Двадцать два года я работаю в органах, армия, училище, оперативная работа, сыск, прокуратура…я прошёл почти всё. И нельзя сказать, что я обделён вниманием государства. Но что я могу вспомнить о своей жизни, обо всех этих прошедших годах. Что?! Всё, что связано с самыми низменными и грязными человеческими пороками, грабежи, убийства, насилие, потом опять насилие, грабежи, убийства. Это ведь тоже плоды моего выбора. Поверь, я не жалуюсь и причин раскаиваться в своём выборе, у меня нет. Это не так, далеко не так, но иногда всё-таки хочется самому пустить пулю или в какого – нибудь подонка, или в лоб себе! Так всё это надоедает! Конца не видно, понимаешь, не видно, его просто нет! Любая работа предполагает хоть какие-то результаты, но только не у нас. Наоборот, с каждым днём этой мрази всё больше и больше, она становится всё изощрённее. Но даже это не является безнадёжным, с этим можно бороться и довольно успешно. Пугает совсем другое. Деньги, преступность и власть начинают объединяться. Предательство начинают называть просто – бизнесом.
Ты помнишь наш вчерашний ужин? Ведь и номер моего служебного телефона, и место моего нахождения – это оперативная информация. Я всегда заранее сообщаю, где я буду. И если бандиты с такой лёгкостью оперируют этими данными, то я уже не знаю, что будет дальше. И подрыв автомобиля, и нападение с применением огнестрельного оружия на сотрудника правоохранительных органов – это подготовленные операции, для их осуществления нужно время и самое главное – нужна информация о передвижении объекта. Какой смысл бороться с преступностью, если сдают свои, с кем бороться, когда вокруг тебя все преступники?! Кому верить?
Вся организованная преступность пользуется поддержкой высокопоставленных чиновников, элитой отечественной науки и культуры, духовенства. Мы просто боремся с ветряными мельницами, ведь всё как на ладони, особенно в небольших городах. Иногда кажется, что и ума большого не надо, иди и бери. Все всё знают, все! И тут включается так называемая юриспруденция, откормленные адвокаты из Москвы, которые сами являются частью криминала, с пеной на губах начинают рассуждать о презумпциях. Поймаешь курьера с чемоданом героина и не знаешь, радоваться или нет. Что будет в конце, может так случится, что докажут, что это твой чемодан. А курьер не дурак, он обучен. Поставит чемодан перед нашим носом и смеётся – не моё! Снимет перчатки и говорит, с неба упало! Докажите! И вот начинаешь доказывать. Опера превращаются в кинооператоров, режиссёров и даже актёров, километры плёнки надо перевести, снять целый фильм, чтобы доказать очевидное. Мелочь ловим, изоляторы переполнены, а отчёты контролируют их руководители или покровители. Я даже не знаю, как это назвать?

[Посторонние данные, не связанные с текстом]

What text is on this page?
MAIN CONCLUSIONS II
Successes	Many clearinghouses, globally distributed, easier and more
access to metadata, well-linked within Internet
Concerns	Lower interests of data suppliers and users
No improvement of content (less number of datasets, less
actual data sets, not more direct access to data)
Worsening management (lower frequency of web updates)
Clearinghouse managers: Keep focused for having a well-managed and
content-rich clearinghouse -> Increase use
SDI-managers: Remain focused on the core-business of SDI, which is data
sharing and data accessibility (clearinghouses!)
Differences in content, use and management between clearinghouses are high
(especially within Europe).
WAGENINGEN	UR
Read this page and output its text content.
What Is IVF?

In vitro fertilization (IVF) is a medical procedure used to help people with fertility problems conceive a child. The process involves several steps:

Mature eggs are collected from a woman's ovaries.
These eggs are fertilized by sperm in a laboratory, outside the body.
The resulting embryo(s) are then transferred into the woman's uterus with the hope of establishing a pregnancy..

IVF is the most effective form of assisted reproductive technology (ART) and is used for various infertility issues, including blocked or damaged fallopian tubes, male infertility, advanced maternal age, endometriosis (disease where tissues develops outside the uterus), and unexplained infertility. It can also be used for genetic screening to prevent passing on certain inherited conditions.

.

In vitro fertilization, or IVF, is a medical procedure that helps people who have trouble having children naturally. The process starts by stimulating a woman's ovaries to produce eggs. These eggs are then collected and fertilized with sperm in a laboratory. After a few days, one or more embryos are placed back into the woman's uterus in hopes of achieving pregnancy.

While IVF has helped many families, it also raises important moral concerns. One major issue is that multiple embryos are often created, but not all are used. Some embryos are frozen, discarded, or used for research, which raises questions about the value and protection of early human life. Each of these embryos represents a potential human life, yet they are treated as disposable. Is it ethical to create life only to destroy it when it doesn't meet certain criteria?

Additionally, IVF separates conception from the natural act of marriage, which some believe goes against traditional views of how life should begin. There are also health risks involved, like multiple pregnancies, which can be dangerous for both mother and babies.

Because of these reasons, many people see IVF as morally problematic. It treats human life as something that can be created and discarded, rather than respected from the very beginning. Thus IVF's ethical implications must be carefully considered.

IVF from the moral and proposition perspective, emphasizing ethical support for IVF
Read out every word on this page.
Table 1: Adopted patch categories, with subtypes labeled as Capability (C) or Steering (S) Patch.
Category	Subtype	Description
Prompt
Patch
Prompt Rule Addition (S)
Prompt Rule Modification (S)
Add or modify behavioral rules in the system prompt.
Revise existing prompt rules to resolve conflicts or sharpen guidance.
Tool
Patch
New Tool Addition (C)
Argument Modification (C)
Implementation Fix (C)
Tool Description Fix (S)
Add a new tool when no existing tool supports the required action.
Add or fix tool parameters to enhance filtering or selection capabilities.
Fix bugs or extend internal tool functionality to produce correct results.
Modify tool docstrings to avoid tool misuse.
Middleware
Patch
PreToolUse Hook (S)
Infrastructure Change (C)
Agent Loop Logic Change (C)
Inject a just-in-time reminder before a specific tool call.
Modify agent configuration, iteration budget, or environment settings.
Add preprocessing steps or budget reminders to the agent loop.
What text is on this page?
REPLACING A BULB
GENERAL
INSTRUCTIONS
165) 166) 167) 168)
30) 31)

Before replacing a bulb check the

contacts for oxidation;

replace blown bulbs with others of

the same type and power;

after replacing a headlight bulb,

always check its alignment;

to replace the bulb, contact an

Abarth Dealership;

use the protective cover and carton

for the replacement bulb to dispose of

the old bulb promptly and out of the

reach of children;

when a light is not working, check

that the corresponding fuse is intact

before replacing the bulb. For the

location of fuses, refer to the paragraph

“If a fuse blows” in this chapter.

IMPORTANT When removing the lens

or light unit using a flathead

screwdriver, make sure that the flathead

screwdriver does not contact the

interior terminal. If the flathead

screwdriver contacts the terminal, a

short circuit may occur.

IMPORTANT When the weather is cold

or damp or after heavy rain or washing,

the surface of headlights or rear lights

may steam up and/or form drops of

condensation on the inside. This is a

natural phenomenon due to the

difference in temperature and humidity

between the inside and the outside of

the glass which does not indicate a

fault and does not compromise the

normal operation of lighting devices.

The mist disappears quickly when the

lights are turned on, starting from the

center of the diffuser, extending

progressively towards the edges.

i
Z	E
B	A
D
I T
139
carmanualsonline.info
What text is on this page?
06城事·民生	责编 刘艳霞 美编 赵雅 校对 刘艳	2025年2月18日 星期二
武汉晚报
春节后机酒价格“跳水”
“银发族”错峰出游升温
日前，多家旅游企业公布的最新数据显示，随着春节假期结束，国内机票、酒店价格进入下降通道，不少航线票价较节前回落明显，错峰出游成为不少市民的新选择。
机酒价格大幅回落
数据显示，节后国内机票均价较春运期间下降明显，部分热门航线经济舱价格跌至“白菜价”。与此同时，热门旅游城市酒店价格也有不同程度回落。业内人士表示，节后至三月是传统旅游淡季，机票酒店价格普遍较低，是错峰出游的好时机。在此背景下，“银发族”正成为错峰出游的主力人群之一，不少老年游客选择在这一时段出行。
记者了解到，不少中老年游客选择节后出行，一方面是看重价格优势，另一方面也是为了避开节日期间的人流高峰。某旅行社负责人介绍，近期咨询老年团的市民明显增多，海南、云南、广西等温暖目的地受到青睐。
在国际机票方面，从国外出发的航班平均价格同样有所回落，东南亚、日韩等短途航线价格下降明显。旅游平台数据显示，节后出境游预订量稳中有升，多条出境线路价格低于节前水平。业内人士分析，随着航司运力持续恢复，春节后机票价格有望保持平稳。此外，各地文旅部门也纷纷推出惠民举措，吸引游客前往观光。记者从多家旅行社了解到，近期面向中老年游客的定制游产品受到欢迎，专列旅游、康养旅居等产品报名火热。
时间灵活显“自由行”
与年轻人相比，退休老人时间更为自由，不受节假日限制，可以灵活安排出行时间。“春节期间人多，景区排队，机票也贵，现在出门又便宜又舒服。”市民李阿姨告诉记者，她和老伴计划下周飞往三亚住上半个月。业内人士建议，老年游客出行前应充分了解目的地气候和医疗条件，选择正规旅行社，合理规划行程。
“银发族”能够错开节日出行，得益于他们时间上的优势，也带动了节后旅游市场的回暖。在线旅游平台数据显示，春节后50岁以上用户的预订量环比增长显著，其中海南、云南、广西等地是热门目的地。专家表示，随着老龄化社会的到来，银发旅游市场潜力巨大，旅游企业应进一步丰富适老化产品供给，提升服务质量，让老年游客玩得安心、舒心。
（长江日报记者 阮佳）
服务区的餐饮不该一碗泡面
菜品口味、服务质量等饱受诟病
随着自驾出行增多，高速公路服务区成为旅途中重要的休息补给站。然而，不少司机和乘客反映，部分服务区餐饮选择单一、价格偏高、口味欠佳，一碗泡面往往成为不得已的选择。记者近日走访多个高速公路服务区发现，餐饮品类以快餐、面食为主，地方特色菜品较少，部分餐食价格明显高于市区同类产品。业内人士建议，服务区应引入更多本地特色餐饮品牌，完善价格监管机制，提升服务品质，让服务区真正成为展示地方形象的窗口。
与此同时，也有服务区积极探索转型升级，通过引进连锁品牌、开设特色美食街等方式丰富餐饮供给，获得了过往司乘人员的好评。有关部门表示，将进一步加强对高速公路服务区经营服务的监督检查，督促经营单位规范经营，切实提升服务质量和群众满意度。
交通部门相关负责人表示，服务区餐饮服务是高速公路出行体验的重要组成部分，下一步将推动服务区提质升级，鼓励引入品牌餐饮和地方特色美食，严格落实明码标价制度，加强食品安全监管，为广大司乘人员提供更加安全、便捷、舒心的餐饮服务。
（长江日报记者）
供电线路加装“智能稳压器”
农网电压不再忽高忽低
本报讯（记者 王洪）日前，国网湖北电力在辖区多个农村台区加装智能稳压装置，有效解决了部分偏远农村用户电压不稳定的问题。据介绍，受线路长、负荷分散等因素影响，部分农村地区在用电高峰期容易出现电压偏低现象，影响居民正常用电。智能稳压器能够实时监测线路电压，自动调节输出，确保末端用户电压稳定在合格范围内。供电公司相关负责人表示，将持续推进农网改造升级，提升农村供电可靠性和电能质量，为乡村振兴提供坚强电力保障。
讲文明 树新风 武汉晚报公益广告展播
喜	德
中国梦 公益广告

То, что в молодости казалось борьбой за светлые идеалы, превратилось сейчас в какую-то безнадежную рутину.
– Ты слишком не переживай, Сергей, – заявил о себе молчавший доселе Бобров и сочувственно продолжил, – вероятно, это биологический процесс, даже немного объективный, что ли. Я думаю, что ты здесь бессилен, мы все бессильны. Деньги, полковник, и не такое могут. Со временем всё, что казалось светлыми идеалами, как ты это назвал, оказывается обыкновенным, даже несколько обыденным. Привычка, неизменность происходящего вокруг, затупляет чувства и человек привыкает, к грязи тоже, к сожалению. И не всегда хватает сил, душевных сил бороться с тем, чему не видно конца и поверь, что это происходит не только у вас. Отсюда и конформизм – самое модное течение сейчас в Европе, да и во всём мире. Мы же ничего изменить не можем – зачем же с этим бороться. И это становится просто строкой в бюджете. Или как религия. Все знают, что бога нет, а вслух предпочитают не говорить об этом, поют псалмы, держат свечки, целуют иконы. Чего здесь больше никто не знает. Сплошной цинизм!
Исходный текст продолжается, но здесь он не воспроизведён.